To the best of our knowledge, this is the first study to document the microbiological, pasting, proximate, and sensory properties of this fermented “Ibyer” beverage blend product enhanced with ginger powder. Results showed bacterial/fungi counts decreased with increased ginger powder quantities, which suggested the antimicrobial efficacy of ginger powder. Proximate composition across samples obtained diverse ranges. Despite the ranges in pasting properties, the addition of ginger powder minimally affected both peak time and temperature values. Between the blend samples, decreasing trends were found in appearance, aroma, mouthfeel, taste, but not consistency sensory attributes. Decreases in overall acceptability might probably be owed to the cumulative decreases in sensory appearance, aroma, mouthfeel, and taste attributes.
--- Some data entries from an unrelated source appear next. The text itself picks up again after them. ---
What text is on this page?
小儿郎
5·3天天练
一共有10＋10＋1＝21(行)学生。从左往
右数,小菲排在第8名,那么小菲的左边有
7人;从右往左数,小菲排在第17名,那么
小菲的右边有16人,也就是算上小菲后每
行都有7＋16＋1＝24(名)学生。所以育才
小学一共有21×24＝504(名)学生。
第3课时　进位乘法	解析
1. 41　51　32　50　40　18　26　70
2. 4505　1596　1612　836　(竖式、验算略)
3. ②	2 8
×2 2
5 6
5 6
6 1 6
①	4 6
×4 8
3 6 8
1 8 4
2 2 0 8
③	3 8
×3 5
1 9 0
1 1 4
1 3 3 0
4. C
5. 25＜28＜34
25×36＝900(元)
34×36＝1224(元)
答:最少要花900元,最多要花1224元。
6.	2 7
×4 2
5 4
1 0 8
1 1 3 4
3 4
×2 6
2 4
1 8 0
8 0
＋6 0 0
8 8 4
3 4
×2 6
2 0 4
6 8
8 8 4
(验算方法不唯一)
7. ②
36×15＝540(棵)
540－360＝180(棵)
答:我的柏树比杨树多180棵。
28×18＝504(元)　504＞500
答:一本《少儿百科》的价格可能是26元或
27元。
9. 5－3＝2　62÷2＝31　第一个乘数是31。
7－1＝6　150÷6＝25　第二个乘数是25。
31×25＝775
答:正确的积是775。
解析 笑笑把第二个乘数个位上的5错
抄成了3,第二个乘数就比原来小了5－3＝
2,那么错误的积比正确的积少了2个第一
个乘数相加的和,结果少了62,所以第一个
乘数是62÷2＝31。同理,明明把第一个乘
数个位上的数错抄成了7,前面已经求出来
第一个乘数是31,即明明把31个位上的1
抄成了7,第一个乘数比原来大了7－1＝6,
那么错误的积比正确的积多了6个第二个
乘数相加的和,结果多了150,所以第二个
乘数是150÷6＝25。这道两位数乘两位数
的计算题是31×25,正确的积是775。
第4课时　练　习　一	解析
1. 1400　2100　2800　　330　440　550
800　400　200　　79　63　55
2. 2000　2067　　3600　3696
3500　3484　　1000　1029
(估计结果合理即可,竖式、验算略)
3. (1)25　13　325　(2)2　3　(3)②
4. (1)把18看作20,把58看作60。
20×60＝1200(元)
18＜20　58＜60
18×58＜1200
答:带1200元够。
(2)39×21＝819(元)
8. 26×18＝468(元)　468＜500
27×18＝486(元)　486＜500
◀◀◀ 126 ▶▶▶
Decreases in carbohydrate content with millet flour makes this current “Ibyer” beverage blends very promising for diabetic management. The direction of future studies should evaluate the shelf-life of this current “Ibyer” beverage enhanced with ginger powder, particularly under different storage conditions. Such future studies should incorporate the determinations of lactic acid bacteria, together with other fermentation-specific biochemical and microbial analysis, in the view to supplement existing information.